しかし、天賦の才能と創造性のすべてを病気=精神疾患・精神障害に由来するものだと考えるのはちょっと無理があります。
病気が多少影響したかもしれないけれども、やはり健康(的)だったからこそ、偉大な仕事をやり遂げられたのではないでしょうか。
そこで、病跡学(パトグラフィ)と反対に、
サルトグラフィ(salutography)では、
「その人は、健康(的)であったからこそ、素晴らしい創作活動をなし遂げた。」
という天才たちの人生の物語(ストーリー)を解き明かしていきます。
すなわち、サルトグラフィとは、健康の視点から、対象となる芸術家、歴史的人物、天才たちを記述する学問なのです。

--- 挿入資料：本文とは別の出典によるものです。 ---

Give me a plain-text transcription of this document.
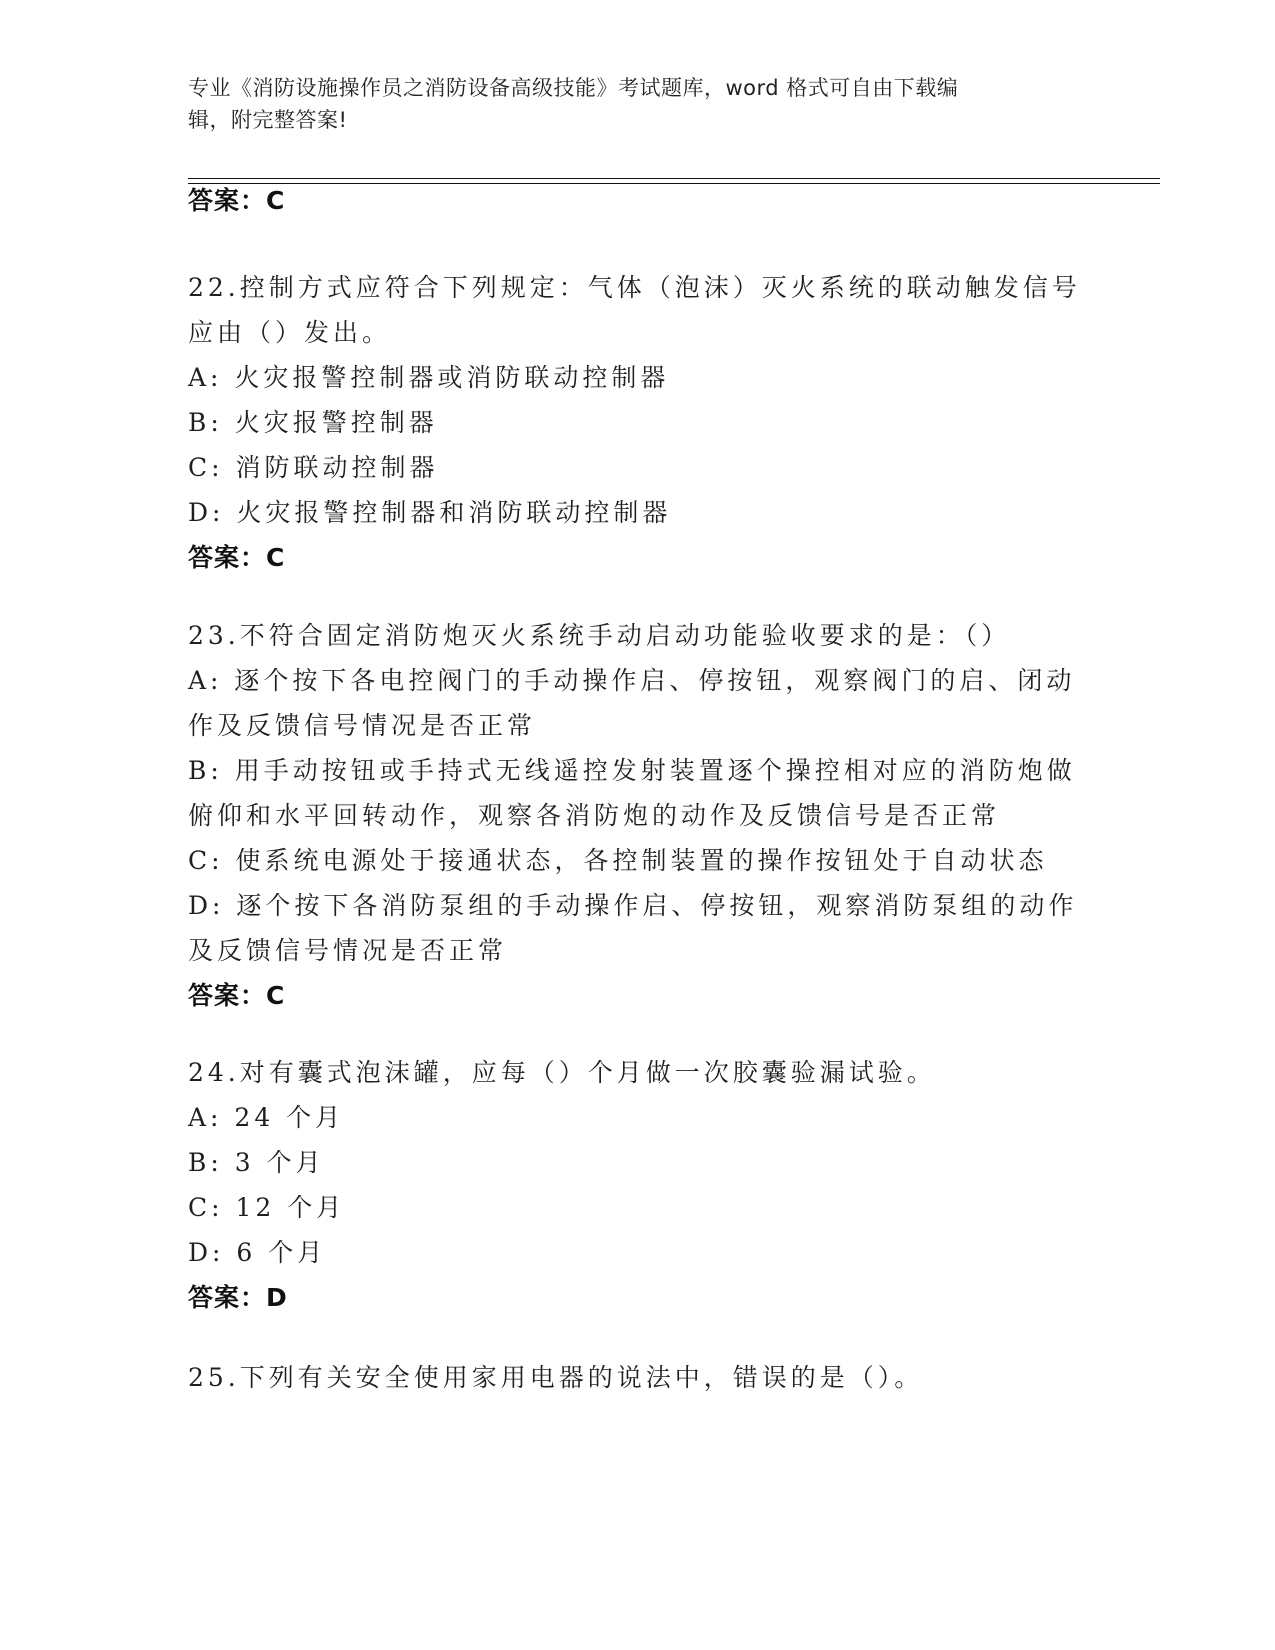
专业《消防设施操作员之消防设备高级技能》考试题库，word 格式可自由下载编
辑，附完整答案!
答案：C
22.控制方式应符合下列规定：气体（泡沫）灭火系统的联动触发信号
应由（）发出。
A: 火灾报警控制器或消防联动控制器
B: 火灾报警控制器
C: 消防联动控制器
D: 火灾报警控制器和消防联动控制器
答案：C
23.不符合固定消防炮灭火系统手动启动功能验收要求的是：（）
A: 逐个按下各电控阀门的手动操作启、停按钮，观察阀门的启、闭动
作及反馈信号情况是否正常
B: 用手动按钮或手持式无线遥控发射装置逐个操控相对应的消防炮做
俯仰和水平回转动作，观察各消防炮的动作及反馈信号是否正常
C: 使系统电源处于接通状态，各控制装置的操作按钮处于自动状态
D: 逐个按下各消防泵组的手动操作启、停按钮，观察消防泵组的动作
及反馈信号情况是否正常
答案：C
24.对有囊式泡沫罐，应每（）个月做一次胶囊验漏试验。
A: 24 个月
B: 3 个月
C: 12 个月
D: 6 个月
答案：D
25.下列有关安全使用家用电器的说法中，错误的是（）。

精神科医よりもむしろ、心理士・心理師、看護師・保健師、精神保健福祉士のみなさんのほうが「健康から考える」ことが得意かもしれませんね。
ぜひ、自分が愛好する対象を選んで、健康の視点から、その人の人生の物語(ストーリー)を読み直す「サルトグラフィ」に挑戦してみてください。
ちなみに、精神神経学雑誌の2020年1月号で「健康生成の病跡学ーサルトグラフィの試み」という特集が組まれています。無料でダウンロードできますよ。